You are viewing a plain text version of this content. The canonical link for it is here.
Posted to common-user@hadoop.apache.org by Songting Chen <ke...@yahoo.com> on 2008/12/09 20:35:18 UTC

End of block/file for Map

Is there a way for the Map process to know it's the end of records?

I need to flush some additional data at the end of the Map process, but wondering where I should put that code.

Thanks,
-Songting

Re: End of block/file for Map

Posted by Owen O'Malley <om...@apache.org>.
On Dec 9, 2008, at 7:34 PM, Aaron Kimball wrote:

> That's true, but you should be aware that you no longer have an
> OutputCollector available in the close() method.
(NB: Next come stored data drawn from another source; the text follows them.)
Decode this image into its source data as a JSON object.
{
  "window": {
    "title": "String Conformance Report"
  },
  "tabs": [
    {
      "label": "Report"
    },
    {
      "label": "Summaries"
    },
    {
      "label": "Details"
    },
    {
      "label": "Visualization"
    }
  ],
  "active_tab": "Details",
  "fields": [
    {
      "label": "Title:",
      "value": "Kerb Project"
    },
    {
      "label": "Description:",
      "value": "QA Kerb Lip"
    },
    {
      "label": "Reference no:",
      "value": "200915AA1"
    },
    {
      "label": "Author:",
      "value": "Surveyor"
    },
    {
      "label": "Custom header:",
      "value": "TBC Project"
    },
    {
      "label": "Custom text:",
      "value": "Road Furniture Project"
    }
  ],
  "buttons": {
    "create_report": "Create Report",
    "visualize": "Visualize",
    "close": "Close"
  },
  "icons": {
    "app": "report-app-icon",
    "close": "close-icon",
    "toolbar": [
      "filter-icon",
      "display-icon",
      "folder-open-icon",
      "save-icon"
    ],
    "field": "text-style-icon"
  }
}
True, but in practice you can keep a handle to it from the map method  
and it will work perfectly. This is required for both streaming and  
pipes to work. (Both of them do their processing asynchronously, so  
the close needs to wait for the subprocess to finish. Because of this,  
the contract with the Mapper and Reducer are very loose and the  
collect method may be called in between calls to the map method.)  In  
the context object api (hadoop-1230), the api will include the context  
object in cleanup, to make it clear that cleanup can also write records.

-- Owen

Re: End of block/file for Map

Posted by Aaron Kimball <aa...@cloudera.com>.
That's true, but you should be aware that you no longer have an
OutputCollector available in the close() method.  So if you are planning to
have each mapper emit some sort of "end" record along to the reducer, you
can't do so there. In general, there is not a good solution to that; you
should rethink your algorithm if possible so that you don't need to do that.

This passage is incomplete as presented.